This was the kind of exhaustion that built up slowly. I was working with the best in the business as a travel writer but the routine had worn me down: mentally, physically and emotionally. I quit my job, deleted the apps and tried to remember what silence felt like. I quit writing altogether. The burnout wasn’t urgent, but something felt off.
A month later, I was packing for a family trip to Madikeri, Coorg. Normally, I’d use the time to chase stories. This time, I left the pitch emails behind. If I were Ethan Hunt in a Mission: Impossible film, I’d have said ‘no’ to any mission that came my way.
Branching out
In Coorg, I spent nine out of ten days in the suite my parents had booked, cocooned in a lush coffee plantation. Travel, which had always fueled my passion for writing, now repelled me. It became more of a chore: one of the prospective risks of making your passion your work. The only time I left was when my mum convinced me to join the family to go forest bathing in Madikeri’s thriving coffee estates. “Come for the vitamin D,” she said. I didn’t expect much.
It’s strange how things open up when you stop trying to optimise every moment. As a travel writer, I’d been trained to look for the highlights, to find the hook. But that day in Coorg, with no agenda, I felt something change.
Following the path, not the plan
We walked for over an hour and I remembered why I pursued travel writing in the first place. Silver oak trees arched above us. The path was damp, slippery and alive. The Japanese call this Shinrin–yoku, also known as forest bathing, only I was not expecting to encounter it in Coorg.

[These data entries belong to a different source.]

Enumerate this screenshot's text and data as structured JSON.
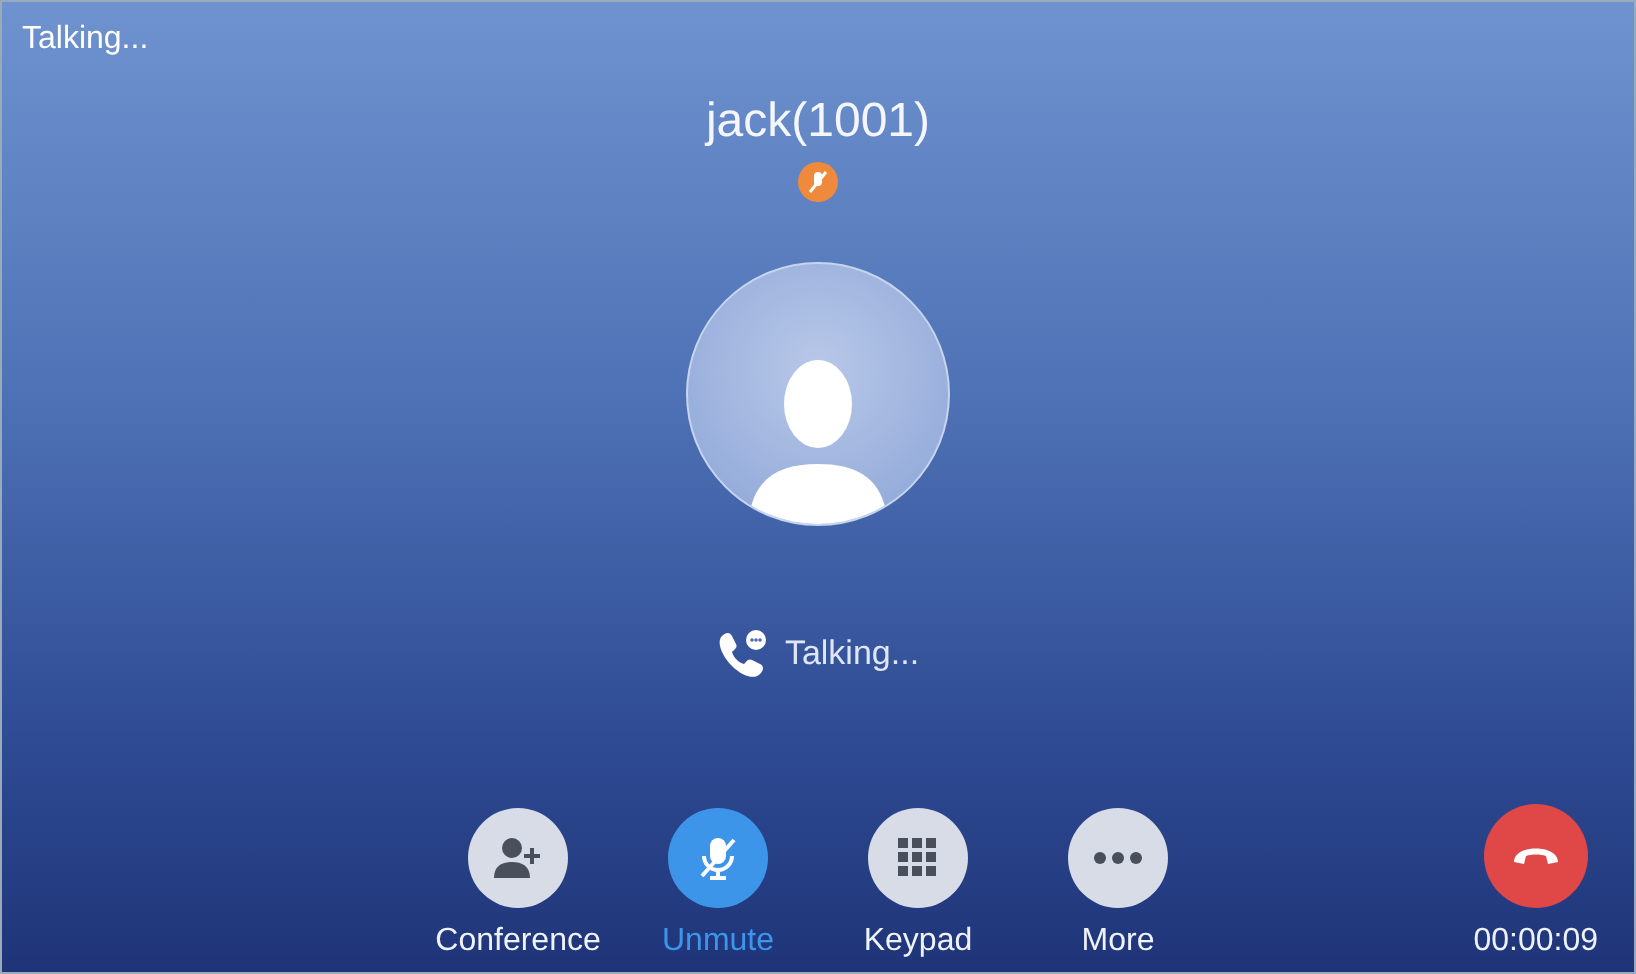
{
  "status_bar": {
    "text": "Talking..."
  },
  "caller": {
    "name": "jack(1001)"
  },
  "call_status": {
    "text": "Talking..."
  },
  "actions": [
    {
      "kind": "conference",
      "label": "Conference",
      "active": false
    },
    {
      "kind": "mute",
      "label": "Unmute",
      "active": true
    },
    {
      "kind": "keypad",
      "label": "Keypad",
      "active": false
    },
    {
      "kind": "more",
      "label": "More",
      "active": false
    }
  ],
  "hangup": {
    "timer": "00:00:09"
  }
}
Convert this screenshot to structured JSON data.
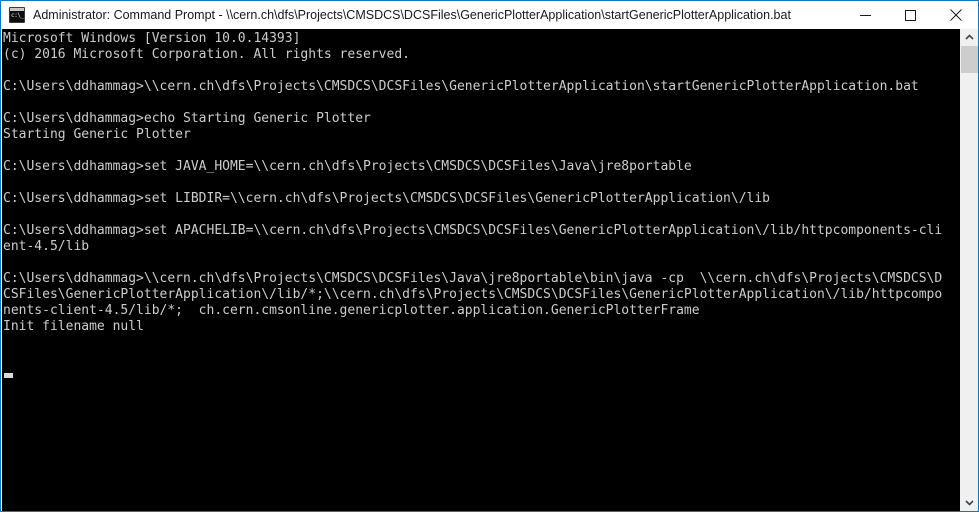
{
  "window": {
    "title": "Administrator: Command Prompt - \\\\cern.ch\\dfs\\Projects\\CMSDCS\\DCSFiles\\GenericPlotterApplication\\startGenericPlotterApplication.bat",
    "icon_name": "command-prompt-icon",
    "icon_text": "c:\\_",
    "border_color": "#0a7ac4",
    "titlebar_bg": "#ffffff",
    "titlebar_fg": "#1a1a1a"
  },
  "titlebar_buttons": {
    "minimize_label": "—",
    "maximize_label": "□",
    "close_label": "✕"
  },
  "console": {
    "background": "#000000",
    "foreground": "#cccccc",
    "cursor_visible": true,
    "lines": [
      "Microsoft Windows [Version 10.0.14393]",
      "(c) 2016 Microsoft Corporation. All rights reserved.",
      "",
      "C:\\Users\\ddhammag>\\\\cern.ch\\dfs\\Projects\\CMSDCS\\DCSFiles\\GenericPlotterApplication\\startGenericPlotterApplication.bat",
      "",
      "C:\\Users\\ddhammag>echo Starting Generic Plotter",
      "Starting Generic Plotter",
      "",
      "C:\\Users\\ddhammag>set JAVA_HOME=\\\\cern.ch\\dfs\\Projects\\CMSDCS\\DCSFiles\\Java\\jre8portable",
      "",
      "C:\\Users\\ddhammag>set LIBDIR=\\\\cern.ch\\dfs\\Projects\\CMSDCS\\DCSFiles\\GenericPlotterApplication\\/lib",
      "",
      "C:\\Users\\ddhammag>set APACHELIB=\\\\cern.ch\\dfs\\Projects\\CMSDCS\\DCSFiles\\GenericPlotterApplication\\/lib/httpcomponents-cli",
      "ent-4.5/lib",
      "",
      "C:\\Users\\ddhammag>\\\\cern.ch\\dfs\\Projects\\CMSDCS\\DCSFiles\\Java\\jre8portable\\bin\\java -cp  \\\\cern.ch\\dfs\\Projects\\CMSDCS\\D",
      "CSFiles\\GenericPlotterApplication\\/lib/*;\\\\cern.ch\\dfs\\Projects\\CMSDCS\\DCSFiles\\GenericPlotterApplication\\/lib/httpcompo",
      "nents-client-4.5/lib/*;  ch.cern.cmsonline.genericplotter.application.GenericPlotterFrame",
      "Init filename null"
    ]
  },
  "scrollbar": {
    "up_arrow": "ⱏ",
    "down_arrow": "ⱛ",
    "thumb_color": "#cdcdcd",
    "track_color": "#f0f0f0"
  }
}
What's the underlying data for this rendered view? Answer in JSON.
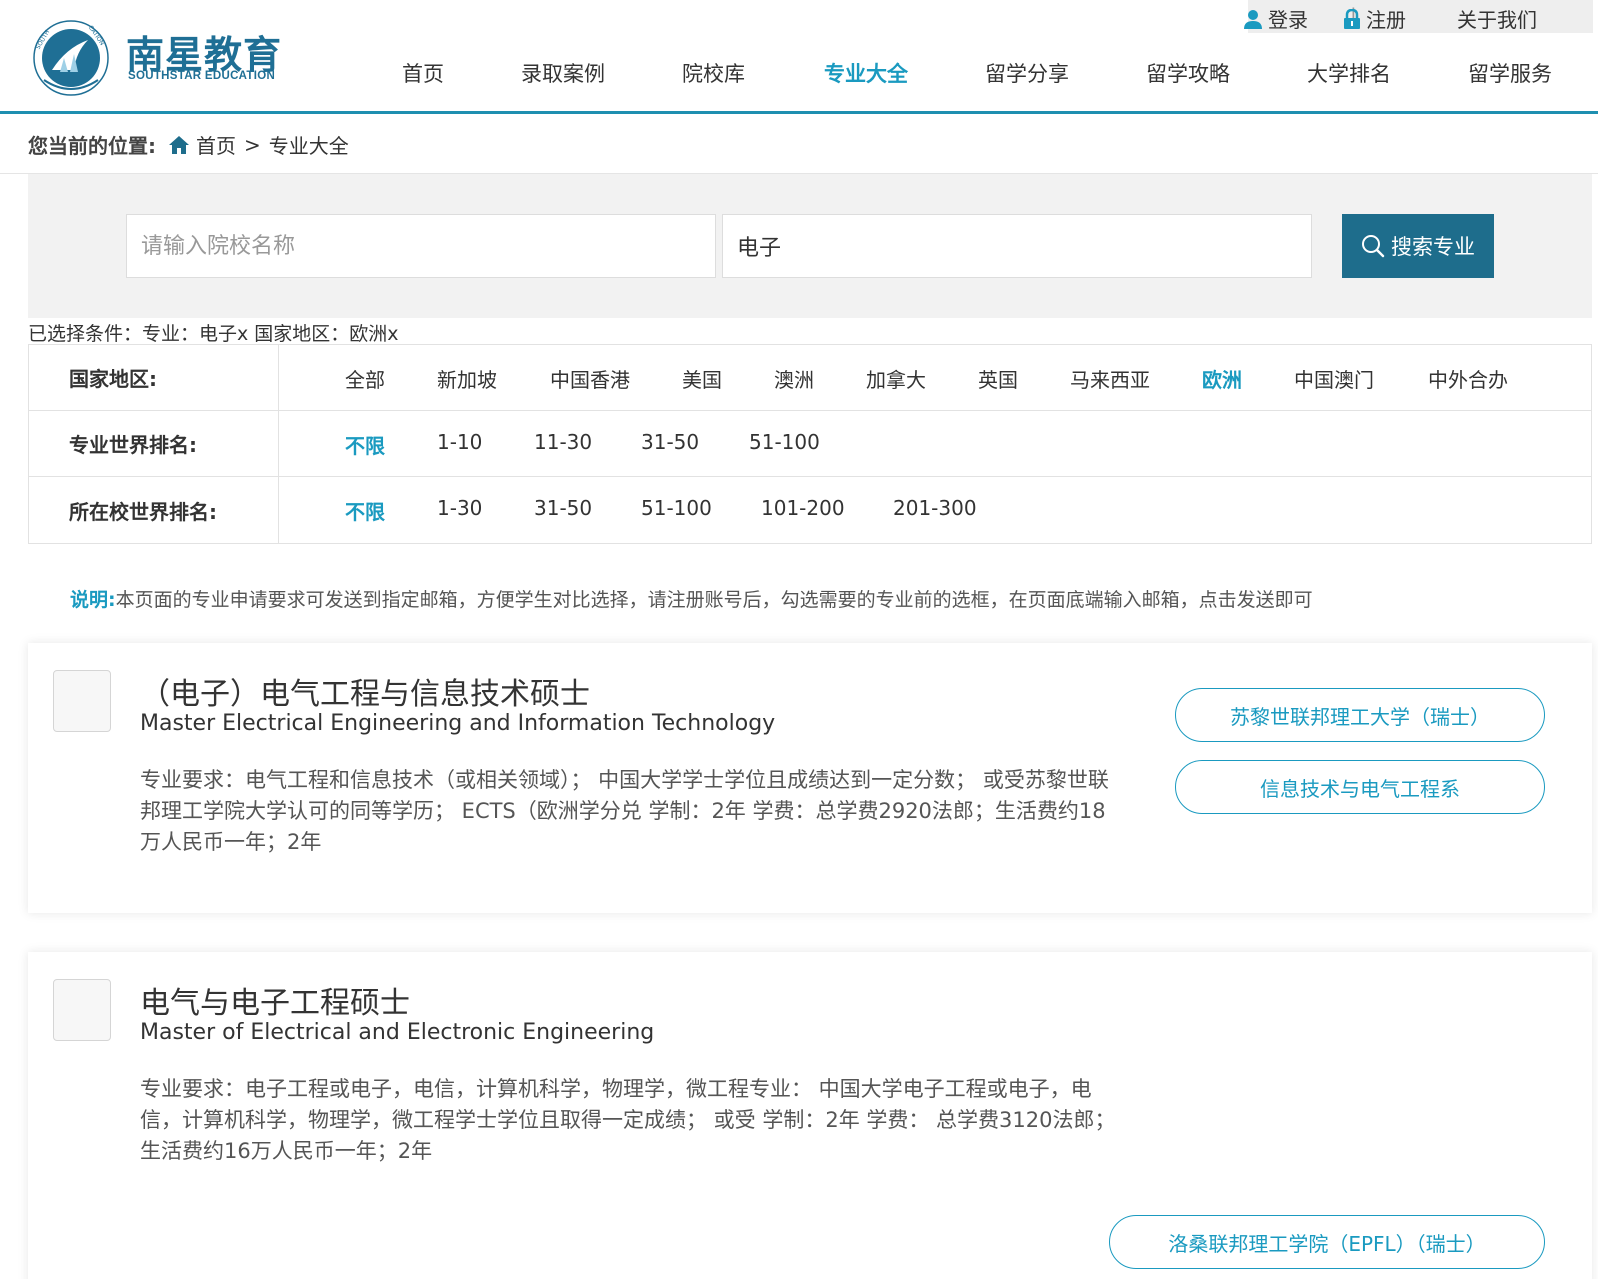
{
  "brand": {
    "name_cn": "南星教育",
    "name_en": "SOUTHSTAR EDUCATION",
    "colors": {
      "primary": "#1f6f95",
      "accent": "#1a9ac0",
      "button": "#1e6d8c"
    }
  },
  "topbar": {
    "login": "登录",
    "separator": "|",
    "register": "注册",
    "about": "关于我们",
    "login_icon": "user-icon",
    "register_icon": "lock-icon"
  },
  "nav": {
    "items": [
      "首页",
      "录取案例",
      "院校库",
      "专业大全",
      "留学分享",
      "留学攻略",
      "大学排名",
      "留学服务"
    ],
    "active": "专业大全"
  },
  "breadcrumb": {
    "label": "您当前的位置:",
    "home": "首页",
    "separator": ">",
    "current": "专业大全"
  },
  "search": {
    "school_placeholder": "请输入院校名称",
    "school_value": "",
    "major_value": "电子",
    "button_label": "搜索专业"
  },
  "selected_conditions": "已选择条件：专业：电子x 国家地区：欧洲x",
  "filters": {
    "region": {
      "label": "国家地区:",
      "options": [
        "全部",
        "新加坡",
        "中国香港",
        "美国",
        "澳洲",
        "加拿大",
        "英国",
        "马来西亚",
        "欧洲",
        "中国澳门",
        "中外合办"
      ],
      "active": "欧洲"
    },
    "major_rank": {
      "label": "专业世界排名:",
      "options": [
        "不限",
        "1-10",
        "11-30",
        "31-50",
        "51-100"
      ],
      "active": "不限"
    },
    "school_rank": {
      "label": "所在校世界排名:",
      "options": [
        "不限",
        "1-30",
        "31-50",
        "51-100",
        "101-200",
        "201-300"
      ],
      "active": "不限"
    }
  },
  "note": {
    "label": "说明:",
    "text": "本页面的专业申请要求可发送到指定邮箱，方便学生对比选择，请注册账号后，勾选需要的专业前的选框，在页面底端输入邮箱，点击发送即可"
  },
  "programs": [
    {
      "title_cn": "（电子）电气工程与信息技术硕士",
      "title_en": "Master Electrical Engineering and Information Technology",
      "requirements": "专业要求：电气工程和信息技术（或相关领域）；  中国大学学士学位且成绩达到一定分数；  或受苏黎世联邦理工学院大学认可的同等学历；  ECTS（欧洲学分兑 学制：2年 学费：总学费2920法郎；生活费约18万人民币一年；2年",
      "school": "苏黎世联邦理工大学（瑞士）",
      "department": "信息技术与电气工程系",
      "checked": false
    },
    {
      "title_cn": "电气与电子工程硕士",
      "title_en": "Master of Electrical and Electronic Engineering",
      "requirements": "专业要求：电子工程或电子，电信，计算机科学，物理学，微工程专业：  中国大学电子工程或电子，电信，计算机科学，物理学，微工程学士学位且取得一定成绩；  或受 学制：2年 学费：  总学费3120法郎；生活费约16万人民币一年；2年",
      "school": "洛桑联邦理工学院（EPFL）（瑞士）",
      "checked": false
    }
  ]
}
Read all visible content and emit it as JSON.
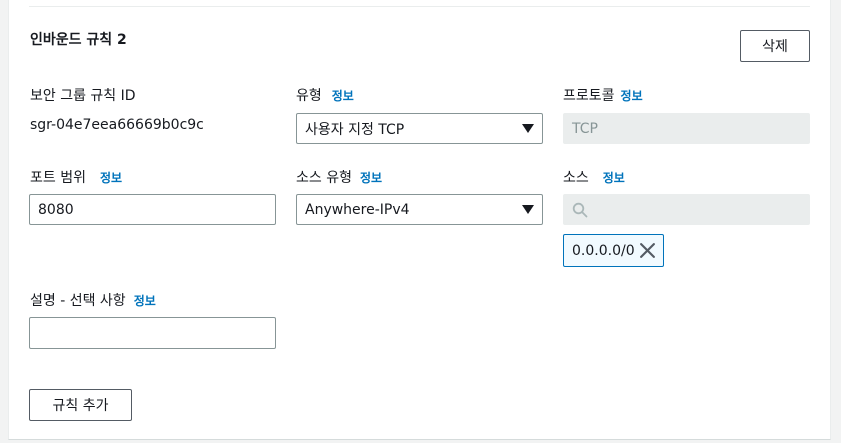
{
  "rule": {
    "title": "인바운드 규칙 2",
    "delete_label": "삭제",
    "info_label": "정보"
  },
  "fields": {
    "sg_rule_id_label": "보안 그룹 규칙 ID",
    "sg_rule_id_value": "sgr-04e7eea66669b0c9c",
    "type_label": "유형",
    "type_value": "사용자 지정 TCP",
    "protocol_label": "프로토콜",
    "protocol_value": "TCP",
    "port_label": "포트 범위",
    "port_value": "8080",
    "source_type_label": "소스 유형",
    "source_type_value": "Anywhere-IPv4",
    "source_label": "소스",
    "source_search_placeholder": "",
    "source_token": "0.0.0.0/0",
    "description_label": "설명 - 선택 사항",
    "description_value": ""
  },
  "add_rule_label": "규칙 추가"
}
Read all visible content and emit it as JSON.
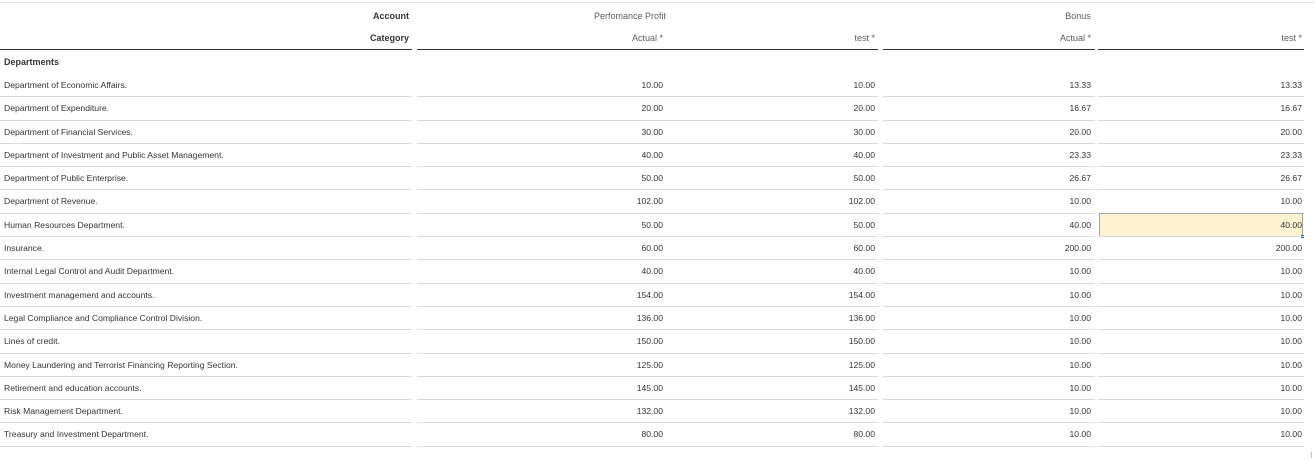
{
  "header": {
    "account_label": "Account",
    "category_label": "Category",
    "group1": "Perfomance Profit",
    "group2": "Bonus",
    "col1": "Actual *",
    "col2": "test *",
    "col3": "Actual *",
    "col4": "test *"
  },
  "section_title": "Departments",
  "selected": {
    "row": 6,
    "col": 3
  },
  "rows": [
    {
      "name": "Department of Economic Affairs.",
      "v": [
        "10.00",
        "10.00",
        "13.33",
        "13.33"
      ]
    },
    {
      "name": "Department of Expenditure.",
      "v": [
        "20.00",
        "20.00",
        "16.67",
        "16.67"
      ]
    },
    {
      "name": "Department of Financial Services.",
      "v": [
        "30.00",
        "30.00",
        "20.00",
        "20.00"
      ]
    },
    {
      "name": "Department of Investment and Public Asset Management.",
      "v": [
        "40.00",
        "40.00",
        "23.33",
        "23.33"
      ]
    },
    {
      "name": "Department of Public Enterprise.",
      "v": [
        "50.00",
        "50.00",
        "26.67",
        "26.67"
      ]
    },
    {
      "name": "Department of Revenue.",
      "v": [
        "102.00",
        "102.00",
        "10.00",
        "10.00"
      ]
    },
    {
      "name": "Human Resources Department.",
      "v": [
        "50.00",
        "50.00",
        "40.00",
        "40.00"
      ]
    },
    {
      "name": "Insurance.",
      "v": [
        "60.00",
        "60.00",
        "200.00",
        "200.00"
      ]
    },
    {
      "name": "Internal Legal Control and Audit Department.",
      "v": [
        "40.00",
        "40.00",
        "10.00",
        "10.00"
      ]
    },
    {
      "name": "Investment management and accounts.",
      "v": [
        "154.00",
        "154.00",
        "10.00",
        "10.00"
      ]
    },
    {
      "name": "Legal Compliance and Compliance Control Division.",
      "v": [
        "136.00",
        "136.00",
        "10.00",
        "10.00"
      ]
    },
    {
      "name": "Lines of credit.",
      "v": [
        "150.00",
        "150.00",
        "10.00",
        "10.00"
      ]
    },
    {
      "name": "Money Laundering and Terrorist Financing Reporting Section.",
      "v": [
        "125.00",
        "125.00",
        "10.00",
        "10.00"
      ]
    },
    {
      "name": "Retirement and education accounts.",
      "v": [
        "145.00",
        "145.00",
        "10.00",
        "10.00"
      ]
    },
    {
      "name": "Risk Management Department.",
      "v": [
        "132.00",
        "132.00",
        "10.00",
        "10.00"
      ]
    },
    {
      "name": "Treasury and Investment Department.",
      "v": [
        "80.00",
        "80.00",
        "10.00",
        "10.00"
      ]
    }
  ]
}
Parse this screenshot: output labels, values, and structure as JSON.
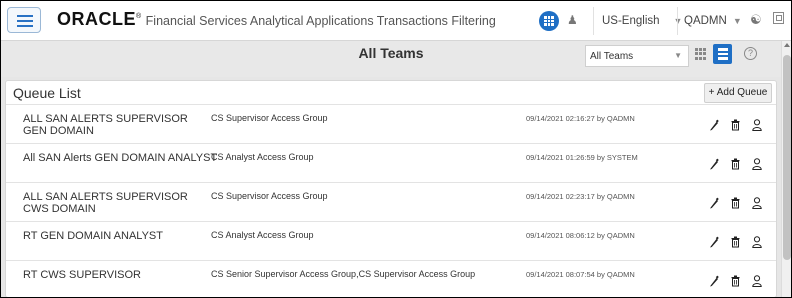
{
  "header": {
    "brand_logo": "ORACLE",
    "brand_mark": "®",
    "brand_subtitle": "Financial Services Analytical Applications Transactions Filtering",
    "language": "US-English",
    "user": "QADMN",
    "accent_color": "#1f6fc5",
    "icons": [
      "menu-icon",
      "apps-icon",
      "user-glyph-icon",
      "caret-down-icon",
      "accessibility-icon",
      "window-icon"
    ]
  },
  "titlebar": {
    "title": "All Teams",
    "team_filter": "All Teams",
    "help_glyph": "?"
  },
  "queue_list": {
    "title": "Queue List",
    "add_button": "+ Add Queue",
    "rows": [
      {
        "name": "ALL SAN ALERTS SUPERVISOR GEN DOMAIN",
        "group": "CS Supervisor Access Group",
        "meta": "09/14/2021 02:16:27 by QADMN"
      },
      {
        "name": "All SAN Alerts GEN DOMAIN ANALYST",
        "group": "CS Analyst Access Group",
        "meta": "09/14/2021 01:26:59 by SYSTEM"
      },
      {
        "name": "ALL SAN ALERTS SUPERVISOR CWS DOMAIN",
        "group": "CS Supervisor Access Group",
        "meta": "09/14/2021 02:23:17 by QADMN"
      },
      {
        "name": "RT GEN DOMAIN ANALYST",
        "group": "CS Analyst Access Group",
        "meta": "09/14/2021 08:06:12 by QADMN"
      },
      {
        "name": "RT CWS SUPERVISOR",
        "group": "CS Senior Supervisor Access Group,CS Supervisor Access Group",
        "meta": "09/14/2021 08:07:54 by QADMN"
      }
    ],
    "row_actions": [
      "edit-icon",
      "delete-icon",
      "user-icon"
    ]
  }
}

I watched as my dad chatted with our guide over Arabica beans, my mum collected fallen avocados and my sisters battled bugs. I was finally travelling the way I always meant to. Instead of chasing moments, I was inside them. A stray dog started following us. I was scared at first. But the deeper we went into the forest, the more I stayed close to it. We kept walking together, like we’d done this before. Just as the rain stopped, we heard the sharp call of the rare Malabar Grey Hornbill. We spotted it a few minutes later as it flew by.
I didn’t feel the need to make sense of it all. And perhaps that’s why my senses felt awakened, for the first time, in a long time.